Dendritic nanoparticle self-assembly from drying a sessile nanofluid droplet

• Published in: Physical chemistry chemical physics : PCCP Vol. 23; no. 29; pp. 15774 - 15783
• Main Authors: Ren, Junheng, Crivoi, Alexandru, Duan, Fei
• Format: Journal Article
• Language: English
• Published: Cambridge Royal Society of Chemistry 28.07.2021
• Subjects: Colloiding; Dendritic structure; Droplets; Drying; Liquid phases; Nanofluids; Nanoparticles; Particle deposition; Qualitative analysis; Self-assembly; Simulation; Substrates
• ISSN: 1463-9076; 1463-9084
• DOI: 10.1039/d1cp01181b

The pattern formation left by a drying nanofluid droplet is related to the evaporation induced particle self-assembly. The experimental results demonstrate the formation of dendritic particle deposition after the liquid phase of unpinned sessile nanofluid droplets is fully evaporated.
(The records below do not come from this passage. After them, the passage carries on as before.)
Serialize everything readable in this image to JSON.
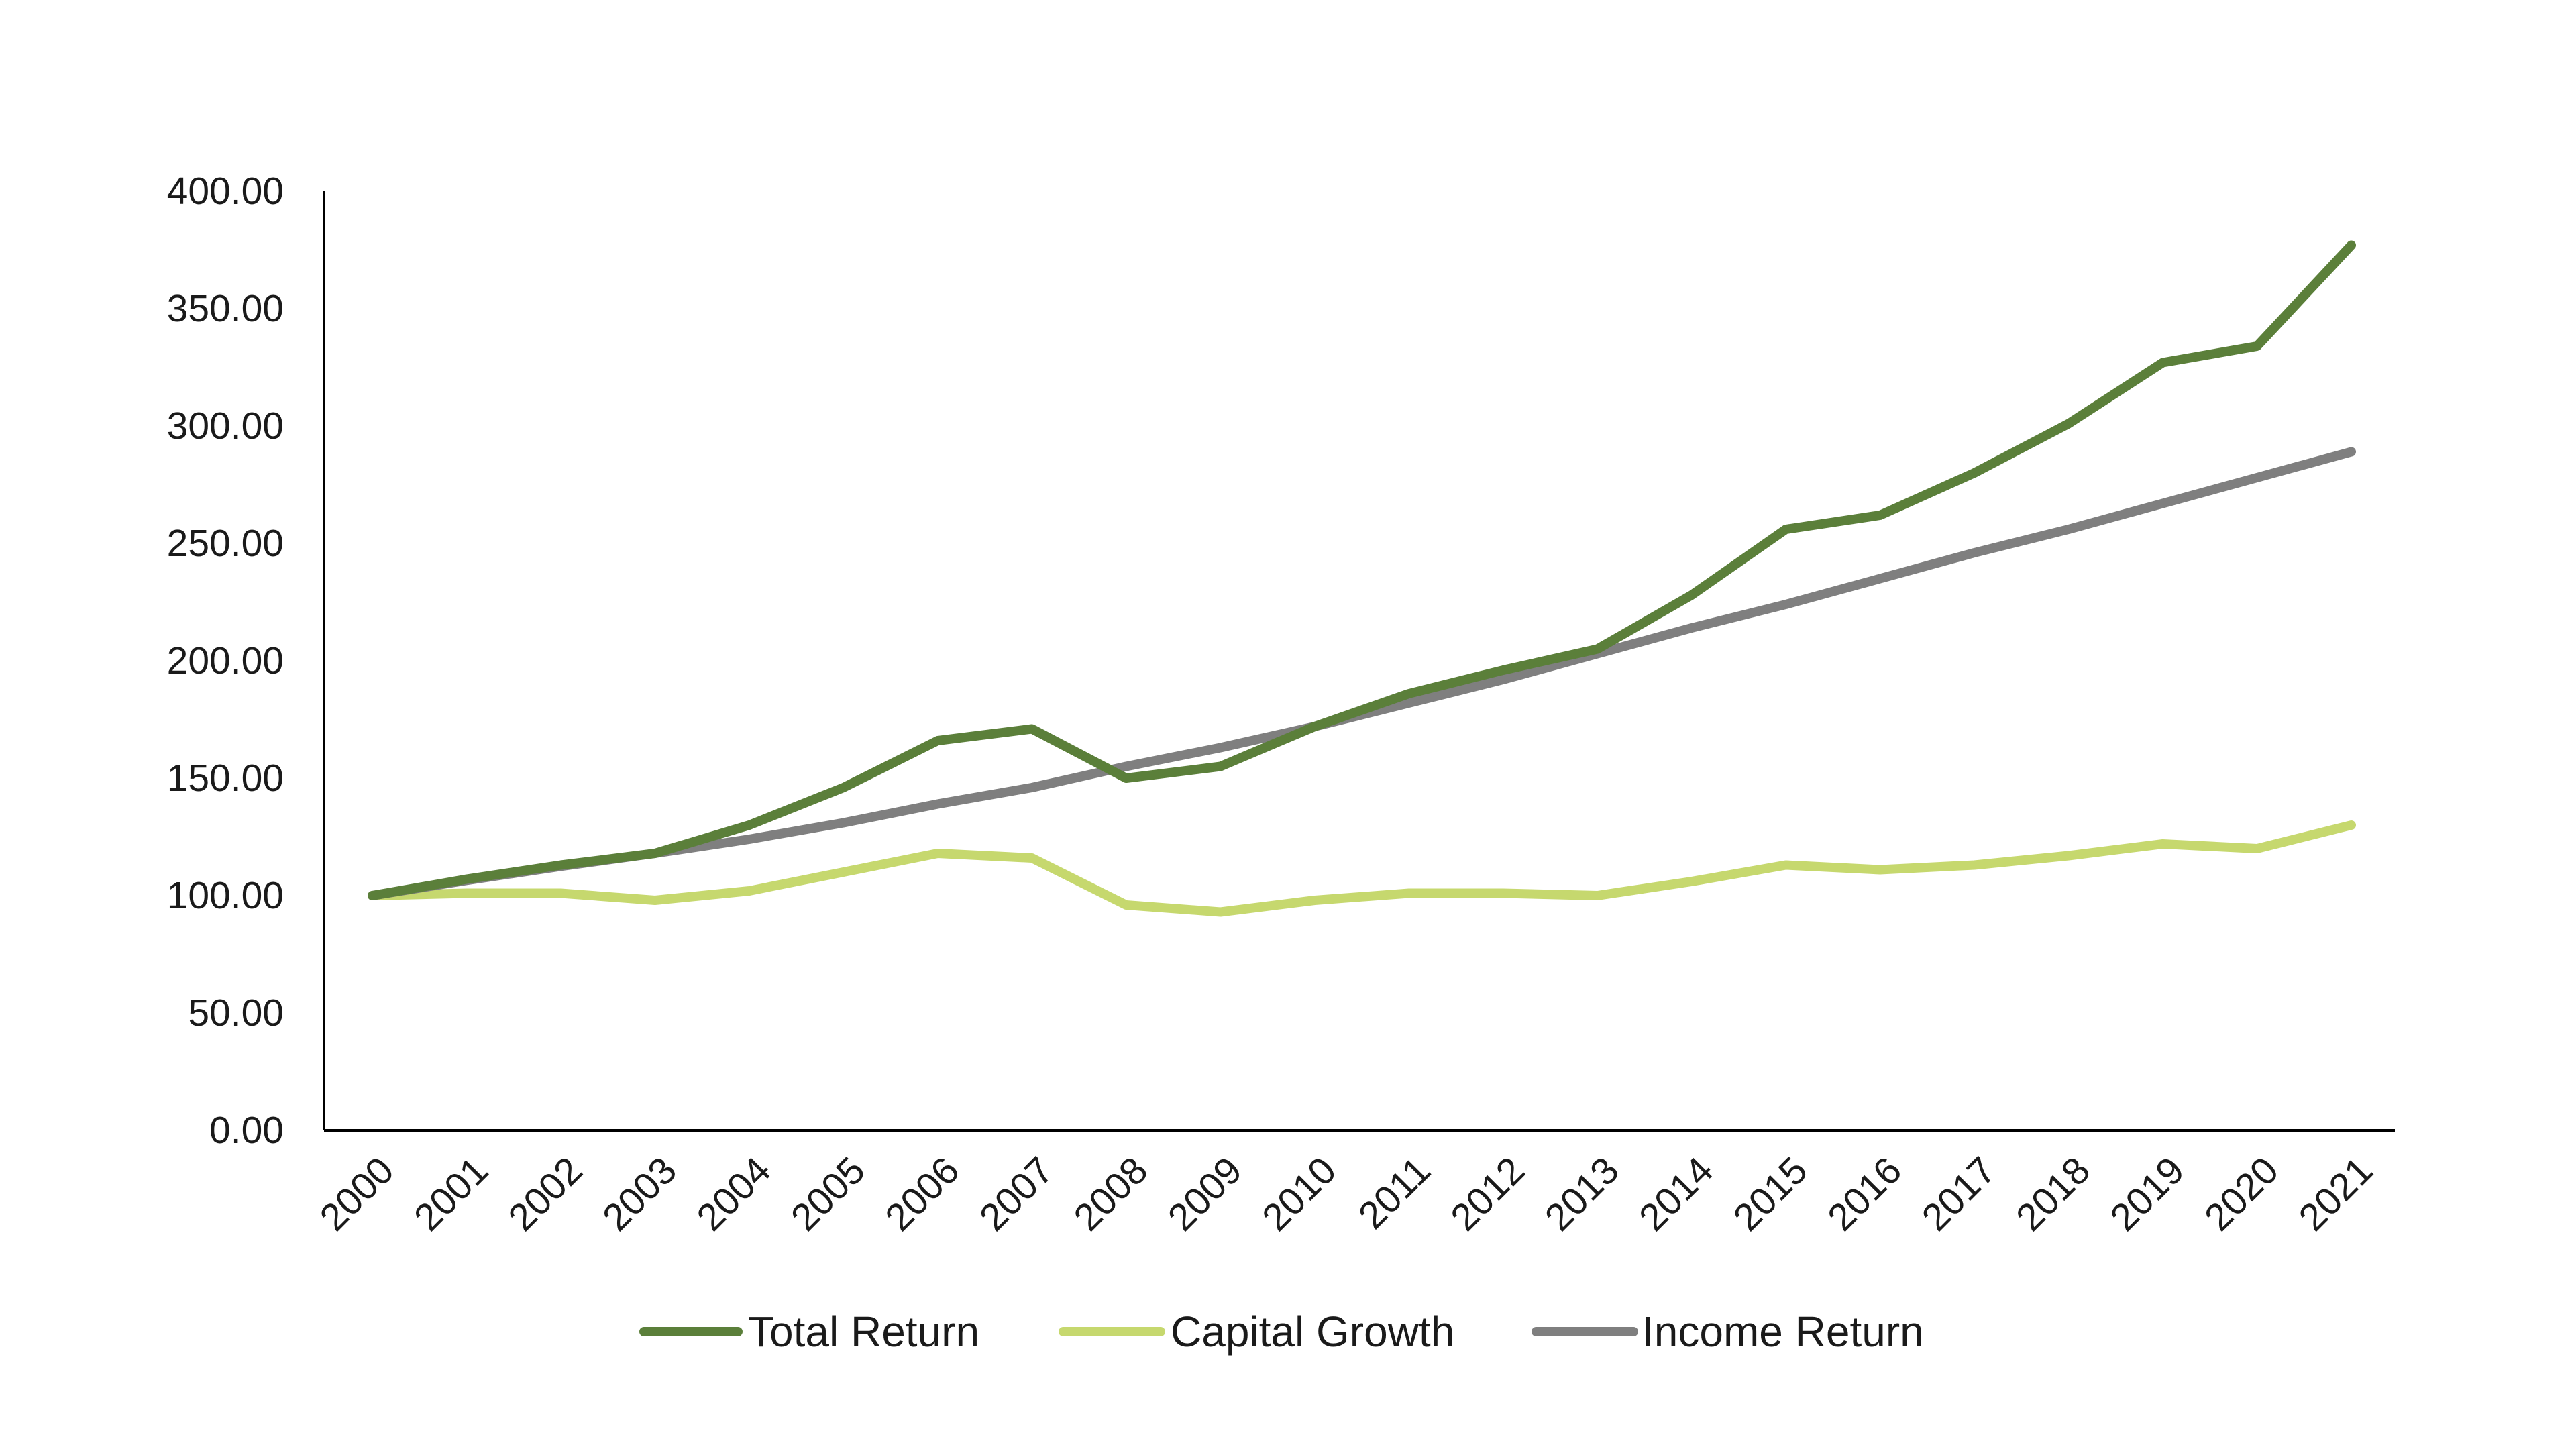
{
  "chart_data": {
    "type": "line",
    "title": "",
    "xlabel": "",
    "ylabel": "",
    "x": [
      "2000",
      "2001",
      "2002",
      "2003",
      "2004",
      "2005",
      "2006",
      "2007",
      "2008",
      "2009",
      "2010",
      "2011",
      "2012",
      "2013",
      "2014",
      "2015",
      "2016",
      "2017",
      "2018",
      "2019",
      "2020",
      "2021"
    ],
    "ylim": [
      0,
      400
    ],
    "yticks": [
      "0.00",
      "50.00",
      "100.00",
      "150.00",
      "200.00",
      "250.00",
      "300.00",
      "350.00",
      "400.00"
    ],
    "grid": false,
    "legend_position": "bottom",
    "series": [
      {
        "name": "Total Return",
        "color": "#5b7f3a",
        "values": [
          100,
          107,
          113,
          118,
          130,
          146,
          166,
          171,
          150,
          155,
          172,
          186,
          196,
          205,
          228,
          256,
          262,
          280,
          301,
          327,
          334,
          377
        ]
      },
      {
        "name": "Capital Growth",
        "color": "#c6d86e",
        "values": [
          100,
          101,
          101,
          98,
          102,
          110,
          118,
          116,
          96,
          93,
          98,
          101,
          101,
          100,
          106,
          113,
          111,
          113,
          117,
          122,
          120,
          130
        ]
      },
      {
        "name": "Income Return",
        "color": "#7f7f7f",
        "values": [
          100,
          106.5,
          112.5,
          118,
          124,
          131,
          139,
          146,
          155,
          163,
          172,
          182,
          192,
          203,
          214,
          224,
          235,
          246,
          256,
          267,
          278,
          289
        ]
      }
    ]
  }
}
The dried-in particle assemblies exhibit the dendritic patterns connecting the sprawling branches with a central core structure. The branched structures are formed by particles merging in the receding front. A three-dimensional lattice-gas kinetic Monte Carlo model is developed to simulate the particle self-assembling behaviour in a drying particle-laden droplet with the dewetting three-phase line. The parameter study is carried out to demonstrate the trend of the dendritic pattern formation. The various patterns are simulated by varying the chemical potentials and the interaction energies among particles, liquids, and substrates. The dendritic particle depositions are measured in three dimensions after the nanofluid droplet is completely dried. Qualitative agreement is observed between the experimental and the numerical results. Thicker branches and larger central cores are observed with an increase of particle concentrations. Dendritic particle self-assembly is found in drying a sessile nanofluid droplet experimentally and modelled with the three-dimensional kinetic Monte Carlo approach.